Tax adviser Vantis head of IHT planning matters Peter Legg says recent moves by HMRC to erode the UK’s relatively liberal IHT regime are likely to continue.
He says there are still opportunities for individuals to effectively mitigate their potential inheritance tax liabilities by ensuring that the basics are not overlooked. Over time these exemptions could reap healthy Inheritance Tax savings.
– Using the nil rate band
Despite the changes, no Inheritance Tax will be payable if a gift by a donor to most types of trust (and any other gifts made to certain trusts within the previous seven years) is below £285,000 during this current tax year.
– Maximising business property relief
Certain assets qualify for business property relief at 100 per cent such as shares in an unquoted trading company which have been held for at least two years. This can allow even greater value to be gifted from the donor’s estate without triggering an immediate Inheritance Tax liability. Although the value of, say, a family trading company – and qualifying AIM listed shares – are currently fully relieved from Inheritance Tax now, (subject to certain conditions) they may not be in the future if business property relief is either reduced to 50% or even abolished.
– Potentially exempt transfers (PETS)
Outright gifts to individuals or “disabled” trusts qualify as PET’s. If the donor survives the gift by seven years the value of the gift falls out of the donor’s estate for IHT purposes, (providing that the donor does not retain either a direct or indirect benefit in the assets being gifted), but survival of the gift by at least three years may see a measure of Inheritance Tax saving due to the taper relief provisions.
– Annual exemptions
In any tax year, an individual can gift up to the annual exemption of £3,000 to a person or trust of their choice. Any unused exemption from the previous tax year can be carried forward to the current tax year but no further. A husband and wife could thus gift assets to a value of £12,000 in the 2006/07 tax year if they each have the previous years’ exemptions available. Over a 20 year period, both husband and wife could thus gift up to £120,000 of value out of their combined estates tax free and achieve a combined potential Inheritance Tax saving of £48,000.
– Small gifts
In any tax year, an individual may gift up to £250 to any number of donees free of IHT. A pair of grandparents, for example, could give each of their 8 grandchildren £250 annually over a twenty year period. This would dilute their combined estates by £80,000 and secure an Inheritance Tax saving of £32,000.

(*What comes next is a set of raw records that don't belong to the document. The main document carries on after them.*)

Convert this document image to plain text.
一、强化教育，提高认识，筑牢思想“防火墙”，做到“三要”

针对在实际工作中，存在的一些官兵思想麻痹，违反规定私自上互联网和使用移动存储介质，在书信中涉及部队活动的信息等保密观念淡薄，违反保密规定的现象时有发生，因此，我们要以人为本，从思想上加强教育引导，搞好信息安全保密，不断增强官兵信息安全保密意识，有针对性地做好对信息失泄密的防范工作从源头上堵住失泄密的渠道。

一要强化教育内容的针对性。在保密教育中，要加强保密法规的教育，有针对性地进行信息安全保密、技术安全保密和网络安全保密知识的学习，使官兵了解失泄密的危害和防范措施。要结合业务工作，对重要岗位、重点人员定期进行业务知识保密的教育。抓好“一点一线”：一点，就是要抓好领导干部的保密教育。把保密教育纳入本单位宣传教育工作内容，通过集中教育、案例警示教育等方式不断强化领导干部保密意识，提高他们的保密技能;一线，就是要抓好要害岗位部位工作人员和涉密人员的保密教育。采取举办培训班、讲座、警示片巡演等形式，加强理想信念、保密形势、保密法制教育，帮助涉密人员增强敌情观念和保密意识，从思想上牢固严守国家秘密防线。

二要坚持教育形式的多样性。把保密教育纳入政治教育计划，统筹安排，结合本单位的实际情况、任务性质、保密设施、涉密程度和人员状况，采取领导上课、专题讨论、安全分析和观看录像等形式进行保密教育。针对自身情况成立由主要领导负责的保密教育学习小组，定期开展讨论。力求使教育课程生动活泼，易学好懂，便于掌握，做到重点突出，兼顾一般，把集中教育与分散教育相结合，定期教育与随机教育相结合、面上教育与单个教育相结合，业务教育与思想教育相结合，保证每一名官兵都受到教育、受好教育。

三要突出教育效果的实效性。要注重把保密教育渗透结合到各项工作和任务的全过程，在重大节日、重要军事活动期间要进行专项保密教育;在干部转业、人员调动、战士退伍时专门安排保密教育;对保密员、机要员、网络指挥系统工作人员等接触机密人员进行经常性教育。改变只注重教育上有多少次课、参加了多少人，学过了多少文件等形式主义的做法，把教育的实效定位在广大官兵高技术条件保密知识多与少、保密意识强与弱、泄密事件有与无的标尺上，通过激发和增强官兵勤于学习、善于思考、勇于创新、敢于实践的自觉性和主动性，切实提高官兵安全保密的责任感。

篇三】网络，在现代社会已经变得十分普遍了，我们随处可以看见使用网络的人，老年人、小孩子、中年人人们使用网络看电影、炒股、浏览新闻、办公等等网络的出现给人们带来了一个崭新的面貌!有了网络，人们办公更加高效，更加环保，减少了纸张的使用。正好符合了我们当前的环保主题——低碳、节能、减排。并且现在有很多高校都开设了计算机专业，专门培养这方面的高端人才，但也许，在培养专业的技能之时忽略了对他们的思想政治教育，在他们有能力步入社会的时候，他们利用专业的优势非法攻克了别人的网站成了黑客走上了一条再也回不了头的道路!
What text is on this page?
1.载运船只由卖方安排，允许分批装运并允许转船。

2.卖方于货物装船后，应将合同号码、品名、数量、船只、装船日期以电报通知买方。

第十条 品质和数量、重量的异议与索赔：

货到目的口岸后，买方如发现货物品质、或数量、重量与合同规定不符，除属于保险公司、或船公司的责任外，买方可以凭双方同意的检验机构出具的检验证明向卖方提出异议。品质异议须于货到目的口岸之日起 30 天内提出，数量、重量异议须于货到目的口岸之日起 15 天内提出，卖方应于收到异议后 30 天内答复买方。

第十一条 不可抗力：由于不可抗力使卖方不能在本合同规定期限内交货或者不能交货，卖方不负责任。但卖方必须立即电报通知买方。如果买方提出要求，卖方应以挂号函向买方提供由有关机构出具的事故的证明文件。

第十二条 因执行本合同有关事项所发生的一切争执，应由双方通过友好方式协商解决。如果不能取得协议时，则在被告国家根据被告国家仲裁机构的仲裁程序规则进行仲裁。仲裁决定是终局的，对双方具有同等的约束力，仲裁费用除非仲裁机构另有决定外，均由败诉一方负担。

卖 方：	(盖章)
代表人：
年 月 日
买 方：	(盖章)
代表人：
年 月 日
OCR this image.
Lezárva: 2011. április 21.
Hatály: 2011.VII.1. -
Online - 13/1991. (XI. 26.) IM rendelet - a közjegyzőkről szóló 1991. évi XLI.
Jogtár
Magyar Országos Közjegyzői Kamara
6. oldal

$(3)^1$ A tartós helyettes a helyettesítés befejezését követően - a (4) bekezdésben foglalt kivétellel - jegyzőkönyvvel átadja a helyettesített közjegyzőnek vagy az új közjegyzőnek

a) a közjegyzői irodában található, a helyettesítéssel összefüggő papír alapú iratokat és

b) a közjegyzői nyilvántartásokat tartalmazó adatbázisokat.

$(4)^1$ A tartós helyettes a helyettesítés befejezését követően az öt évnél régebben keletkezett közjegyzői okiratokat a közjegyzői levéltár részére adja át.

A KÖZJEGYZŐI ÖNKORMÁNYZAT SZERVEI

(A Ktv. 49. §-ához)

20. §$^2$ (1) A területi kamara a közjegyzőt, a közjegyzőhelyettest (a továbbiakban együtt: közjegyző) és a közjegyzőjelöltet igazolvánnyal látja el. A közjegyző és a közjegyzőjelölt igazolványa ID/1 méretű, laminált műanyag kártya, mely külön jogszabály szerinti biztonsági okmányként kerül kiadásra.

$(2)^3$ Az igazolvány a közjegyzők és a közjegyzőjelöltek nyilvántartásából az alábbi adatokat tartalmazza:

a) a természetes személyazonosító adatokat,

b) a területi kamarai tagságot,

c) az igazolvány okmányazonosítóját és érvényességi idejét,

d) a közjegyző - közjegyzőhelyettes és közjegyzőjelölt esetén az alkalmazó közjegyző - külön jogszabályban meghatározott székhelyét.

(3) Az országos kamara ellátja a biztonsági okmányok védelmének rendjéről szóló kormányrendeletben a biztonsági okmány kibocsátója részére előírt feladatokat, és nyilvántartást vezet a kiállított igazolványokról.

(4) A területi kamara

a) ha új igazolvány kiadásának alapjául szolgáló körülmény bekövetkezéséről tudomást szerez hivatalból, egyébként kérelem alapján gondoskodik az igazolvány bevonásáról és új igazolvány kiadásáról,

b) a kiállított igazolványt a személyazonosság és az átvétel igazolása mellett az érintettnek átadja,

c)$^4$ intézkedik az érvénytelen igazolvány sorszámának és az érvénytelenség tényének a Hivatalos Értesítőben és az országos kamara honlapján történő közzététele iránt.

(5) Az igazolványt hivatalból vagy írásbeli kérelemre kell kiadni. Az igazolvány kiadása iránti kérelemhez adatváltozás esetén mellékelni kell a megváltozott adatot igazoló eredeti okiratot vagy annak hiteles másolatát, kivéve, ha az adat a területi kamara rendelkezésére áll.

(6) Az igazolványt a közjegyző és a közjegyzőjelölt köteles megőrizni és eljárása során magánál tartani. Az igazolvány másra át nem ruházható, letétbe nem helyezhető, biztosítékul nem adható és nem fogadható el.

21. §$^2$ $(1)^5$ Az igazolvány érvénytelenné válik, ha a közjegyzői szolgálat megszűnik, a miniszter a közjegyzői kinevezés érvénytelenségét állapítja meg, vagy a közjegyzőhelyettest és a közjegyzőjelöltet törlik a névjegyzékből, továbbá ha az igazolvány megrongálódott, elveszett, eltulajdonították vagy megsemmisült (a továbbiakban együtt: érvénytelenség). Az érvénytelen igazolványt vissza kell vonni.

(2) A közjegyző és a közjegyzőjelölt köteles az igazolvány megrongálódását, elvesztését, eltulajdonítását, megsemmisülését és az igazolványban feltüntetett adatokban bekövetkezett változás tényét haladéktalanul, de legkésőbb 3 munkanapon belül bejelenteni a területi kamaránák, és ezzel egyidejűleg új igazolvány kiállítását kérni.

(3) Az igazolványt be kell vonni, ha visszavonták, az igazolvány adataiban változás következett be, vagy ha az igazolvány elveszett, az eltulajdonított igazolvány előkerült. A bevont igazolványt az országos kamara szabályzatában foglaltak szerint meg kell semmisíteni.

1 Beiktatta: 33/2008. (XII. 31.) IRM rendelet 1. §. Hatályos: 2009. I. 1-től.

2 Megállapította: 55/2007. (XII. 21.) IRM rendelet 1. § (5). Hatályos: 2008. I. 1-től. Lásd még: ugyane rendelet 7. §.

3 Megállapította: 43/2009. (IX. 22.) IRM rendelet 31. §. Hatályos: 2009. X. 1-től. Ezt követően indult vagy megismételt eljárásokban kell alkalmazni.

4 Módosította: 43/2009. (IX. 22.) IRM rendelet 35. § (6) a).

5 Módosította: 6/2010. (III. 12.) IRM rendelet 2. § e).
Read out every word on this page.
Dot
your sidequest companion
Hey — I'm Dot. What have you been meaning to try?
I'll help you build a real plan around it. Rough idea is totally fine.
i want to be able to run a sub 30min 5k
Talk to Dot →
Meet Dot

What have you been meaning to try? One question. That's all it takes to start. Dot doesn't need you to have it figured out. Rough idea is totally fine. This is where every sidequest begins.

– Gifts in consideration of marriage
Subject to certain conditions, each parent can gift £5,000 to their child on the occasion of their marriage. Grandparents or remoter relatives can gift £2,500 and any other person £1,000, all free of IHT.
– Normal expenditure (gifts) out of income
A significant IHT exemption and possibly the most underused by high income earning individuals. This is an exemption for donors who make regular gifts of income .The donor must be able to show that the gifts are habitual (although this does not necessarily mean year on year), are made from post tax income and leave the donor with sufficient income following the gift to maintain their usual standard of living.
– Spouse exemption
Married couples – including couples who have gone through a civil partnership wedding – should also take advantage of the exemption for transfers between spouses whether made during their lifetime or on death. Transfers between spouses can be particularly useful as part of an “equalisation” exercise, to ensure each spouse has sufficient assets in their estates on death to satisfy the nil rate band legacy trust which should be standard Inheritance Tax planning in all properly drafted Wills. This is restricted to £55,000 in the case of a transfer from a UK domiciled spouse to a foreign domiciled spouse.
– Charitable donations
Gifts to charities made during lifetime or on death under a Will are also exempt from IHT. Gifts to political parties, gifts for national purposes and transfers to employee trusts will also qualify subject to certain conditions being met.